I don’t think anyone is in a position to judge Sonya Larson unless they have been the subject of a sustained literary and legal campaign against them for the crime of writing a short story that is a work of deep compassion and piercing insight.
The precision of Sonya’s insight into Dawn — and the way she chose to amplify Dawn’s narcissism for fictional purposes — was the real dagger. Her refusal to acknowledge this dagger stabbed it even deeper. A different person might not have been so wounded, and thus so retaliatory. But Dawn (as Sonya well knew) was eager to be recognized for her generosity, not ridiculed. She was openly insecure.
And so am I. And so are you.
Did Dawn go overboard against Sonya? Yes. Do we all go overboard when we feel humiliated? Yes. Does Sonya have a right to write the fictional stories she feels called to write? Yes. Was Dorland understandably upset to discover herself in Sonya’s story? Yes. Did she feel even more wounded at Sonya’s refusal to acknowledge her pain? Yes.
I can feel -- in the froth around this piece -- the flattening of Dawn and Sonya’s complex inner lives into a canvas onto which the reader can smear our own unexamined neurosis.
There is no binary here. As I wrote some years back: "The point isn’t to take sides. There are no sides. There’s just the one side. And we’re all on it.”
The hubbub around this story feels creepily familiar. The patriarchy loves a story in which two ambitious women are in conflict. It reinforces ancient bigotries. Hell hath no fury like a woman scorned.
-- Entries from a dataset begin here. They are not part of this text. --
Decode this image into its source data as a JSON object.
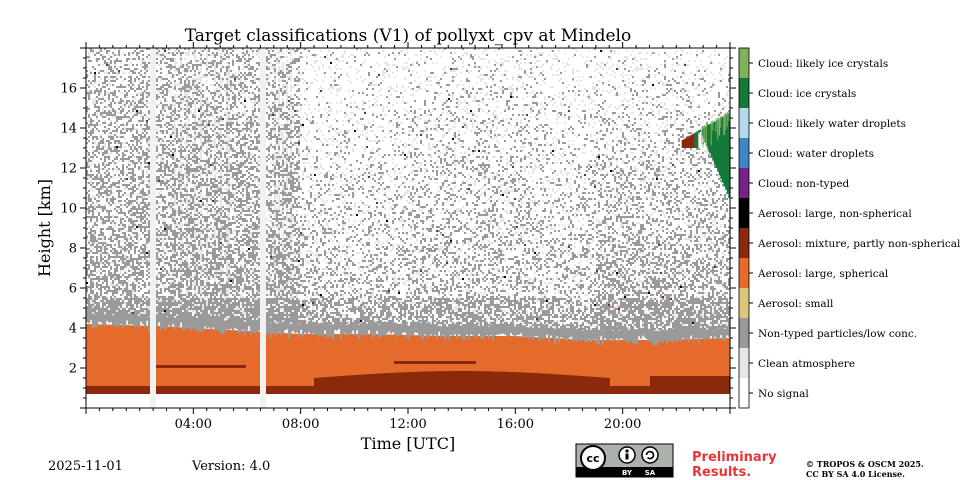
{
  "chart_data": {
    "type": "heatmap",
    "title": "Target classifications (V1) of pollyxt_cpv at Mindelo",
    "xlabel": "Time [UTC]",
    "ylabel": "Height [km]",
    "xlim_hours": [
      0,
      24
    ],
    "ylim_km": [
      0,
      18
    ],
    "xticks": [
      {
        "value": 4,
        "label": "04:00"
      },
      {
        "value": 8,
        "label": "08:00"
      },
      {
        "value": 12,
        "label": "12:00"
      },
      {
        "value": 16,
        "label": "16:00"
      },
      {
        "value": 20,
        "label": "20:00"
      }
    ],
    "yticks": [
      {
        "value": 2,
        "label": "2"
      },
      {
        "value": 4,
        "label": "4"
      },
      {
        "value": 6,
        "label": "6"
      },
      {
        "value": 8,
        "label": "8"
      },
      {
        "value": 10,
        "label": "10"
      },
      {
        "value": 12,
        "label": "12"
      },
      {
        "value": 14,
        "label": "14"
      },
      {
        "value": 16,
        "label": "16"
      }
    ],
    "legend": [
      {
        "label": "Cloud: likely ice crystals",
        "color": "#7fb25a"
      },
      {
        "label": "Cloud: ice crystals",
        "color": "#147a3a"
      },
      {
        "label": "Cloud: likely water droplets",
        "color": "#b5d9f0"
      },
      {
        "label": "Cloud: water droplets",
        "color": "#3f86c6"
      },
      {
        "label": "Cloud: non-typed",
        "color": "#7a2089"
      },
      {
        "label": "Aerosol: large, non-spherical",
        "color": "#000000"
      },
      {
        "label": "Aerosol: mixture, partly non-spherical",
        "color": "#8b2a0a"
      },
      {
        "label": "Aerosol: large, spherical",
        "color": "#e56b2c"
      },
      {
        "label": "Aerosol: small",
        "color": "#dcc57a"
      },
      {
        "label": "Non-typed particles/low conc.",
        "color": "#9a9a9a"
      },
      {
        "label": "Clean atmosphere",
        "color": "#e6e6e6"
      },
      {
        "label": "No signal",
        "color": "#ffffff"
      }
    ],
    "layers": {
      "boundary_layer_top_km": [
        4.2,
        4.1,
        3.9,
        3.7,
        3.7,
        3.6,
        3.6,
        3.4,
        3.4,
        3.5
      ],
      "dominant_boundary_layer_class": "Aerosol: large, spherical",
      "elevated_layer_class": "Non-typed particles/low conc.",
      "cloud_time_range_hours": [
        22.2,
        24
      ],
      "cloud_height_range_km": [
        10.5,
        14.8
      ],
      "no_signal_gaps_hours": [
        2.5,
        6.6
      ]
    }
  },
  "footer": {
    "date": "2025-11-01",
    "version": "Version: 4.0",
    "preliminary_line1": "Preliminary",
    "preliminary_line2": "Results.",
    "copyright_line1": "© TROPOS & OSCM 2025.",
    "copyright_line2": "CC BY SA 4.0 License.",
    "license_by": "BY",
    "license_sa": "SA"
  }
}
Our cultural misogyny is so deeply ingrained that we think nothing of the disparity between how we regard male and female aggression. We laud the former as toughness and courage while we pathologize the latter as hysteria, or reduce it to “cattiness."
I can feel — in the froth around this piece — the flattening of Dawn and Sonya’s complex inner lives into a canvas onto which the reader can smear our own unexamined neurosis. Or worse, a “girl fight” in which we’re expected to take sides, like those disgustingly engineered "Housewives" brawls. How about if we stop doing that?
What Dawn and Sonya deserve right now isn’t our scorn, but our support and self-reflection.
As writers, we all share the same goal: to convince those who don’t read books that literary art isn’t some esoteric tradition, but a direct path to meaning, a way of coping with (and being less alone in) our pain and bewilderment. It’s hard to make this case if all we do is squabble and gossip.
Author’s note: I wrote this piece in the hopes that people would be more reflective and less judgmental about this painful dispute. That includes me. I fell short of my own standard in failing to note Dawn's allegations of plagarism, for instance, but mostly in the passage where I sought to sympathize with both women. I should have written something more like...
I don’t think anyone’s in a position to judge Dawn Dorland unless they imagine a scenario in which a more celebrated writer (who they admire and want to befriend, from the same writing community they ardently wish to join) writes a story inspired by their act of altruism, which instead spotlights their desire for acclaim, and even uses some of their words.
I don’t think anyone is in a position to judge Sonya Larson unless they have been the subject of a sustained campaign against them for writing what they intended as a work of fiction.
The way Sonya chose to amplify what she saw as Dawn’s pursuit of recognition, for fictional purposes, was the real dagger…
The lesson in all this for me is to cop to my missteps rather than being defensive.